“That is true; I will tell you then: there was formerly in this country a highway robber who did not content himself with robbing, he murdered the people as if they were insects, whether from hatred, whether from fear of being denounced, or whether from caprice. One day two men of this village, two brothers, would undertake a journey. All their friends assembled to conduct them part of the way. There were abundance of good wishes that they might not encounter the bandit who gave quarter to no one, and who terrified everybody. But they, good children, commended themselves to Christ, and departed full of confidence in his protection. At the entrance of a wood of olives, they found themselves face to face with the robber, who came before them, with carbine in hand, rested his gun and aimed. In this extreme peril the two brothers fell on their knees, addressing themselves to Christ: ‘Help us, Lord!’ The bandit pulled the trigger, but whose soul was launched into another world? It was that of the robber: God caused the carbine to burst in the hands of the bandit. And you see now that, in memory of this miraculous assistance, they repaired the carbine with cords, and deposited it here, and it is the Christ who, since then, we implore help from. You knew nothing about it, Don Frederico?”

“Nothing, Momo,” he replied, in adding as if his own reflections: “If you know all that others are ignorant of, they who pretend know every thing.”

“Let us go! will you come?” said Momo after a moment’s silence. “You know I cannot wait.

“I am fatigued,” replied Stein; “go along, I will wait for you here.”

“God protect you!” and Momo resumed his route, singing:

“God’s sweet protection be your lot,
Is the usual affiance.
Poor be ye rich! for science,
The rich can buy it not.”

Stein contemplated this little village, so tranquil, at once fishing, commercial, and laborious.

It was not like the villages of Germany, an assemblage of houses scattered without order, with their roofs of straw, and their gardens; they resembled in no way those of England, sheltered by the shades of their large trees; nor those of Flanders, which retired to the borders of the roads.
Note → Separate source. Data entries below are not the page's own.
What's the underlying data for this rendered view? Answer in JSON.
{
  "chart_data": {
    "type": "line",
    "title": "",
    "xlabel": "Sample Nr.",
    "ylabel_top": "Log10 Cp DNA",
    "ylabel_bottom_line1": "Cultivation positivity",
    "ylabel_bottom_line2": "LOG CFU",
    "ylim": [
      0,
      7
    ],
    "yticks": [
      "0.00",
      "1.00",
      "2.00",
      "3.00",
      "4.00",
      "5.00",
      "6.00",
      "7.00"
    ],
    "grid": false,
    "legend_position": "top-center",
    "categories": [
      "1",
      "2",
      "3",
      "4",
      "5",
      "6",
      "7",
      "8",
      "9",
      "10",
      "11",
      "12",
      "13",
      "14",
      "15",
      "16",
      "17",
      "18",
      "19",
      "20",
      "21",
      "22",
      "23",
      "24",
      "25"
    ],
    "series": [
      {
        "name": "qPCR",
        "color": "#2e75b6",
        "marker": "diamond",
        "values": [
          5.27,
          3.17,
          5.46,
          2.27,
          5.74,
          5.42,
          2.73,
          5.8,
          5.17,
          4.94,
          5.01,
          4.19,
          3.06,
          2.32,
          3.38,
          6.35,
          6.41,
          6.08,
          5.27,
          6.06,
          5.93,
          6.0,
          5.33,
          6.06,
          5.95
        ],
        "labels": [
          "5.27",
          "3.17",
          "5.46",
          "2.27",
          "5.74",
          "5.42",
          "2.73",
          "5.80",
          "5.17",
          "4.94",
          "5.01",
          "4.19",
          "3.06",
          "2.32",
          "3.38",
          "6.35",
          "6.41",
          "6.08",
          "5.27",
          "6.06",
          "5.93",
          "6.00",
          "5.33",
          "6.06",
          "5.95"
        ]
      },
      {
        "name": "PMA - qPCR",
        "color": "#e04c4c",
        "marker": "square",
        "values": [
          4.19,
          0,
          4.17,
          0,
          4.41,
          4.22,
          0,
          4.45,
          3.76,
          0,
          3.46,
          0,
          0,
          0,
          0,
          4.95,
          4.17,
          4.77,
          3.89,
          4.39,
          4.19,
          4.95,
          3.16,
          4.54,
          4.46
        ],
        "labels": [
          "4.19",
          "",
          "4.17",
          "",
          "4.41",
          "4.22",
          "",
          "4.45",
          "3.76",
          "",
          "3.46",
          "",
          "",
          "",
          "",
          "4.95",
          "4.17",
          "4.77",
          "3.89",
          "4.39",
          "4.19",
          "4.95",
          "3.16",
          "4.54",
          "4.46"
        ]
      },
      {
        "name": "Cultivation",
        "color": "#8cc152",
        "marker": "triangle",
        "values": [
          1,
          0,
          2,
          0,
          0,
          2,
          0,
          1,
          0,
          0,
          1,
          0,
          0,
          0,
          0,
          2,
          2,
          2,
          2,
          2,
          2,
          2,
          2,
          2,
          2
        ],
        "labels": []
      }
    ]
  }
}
It was composed of large streets, although badly made, where the houses, without separate stories, were of various heights, and covered with old tiles; windows were rare, and still more rare, glass and every species of ornament.

But the village contained a grand square, which, in spring, was green as a prairie; on this square was situated a beautiful church: the general aspect was one of charming neatness.

Fourteen crosses, of dimensions equal to that which was near to Stein, were placed equidistant from each other; the last, which was raised in the middle of the square, was opposite to the church: it was the Road of the Cross.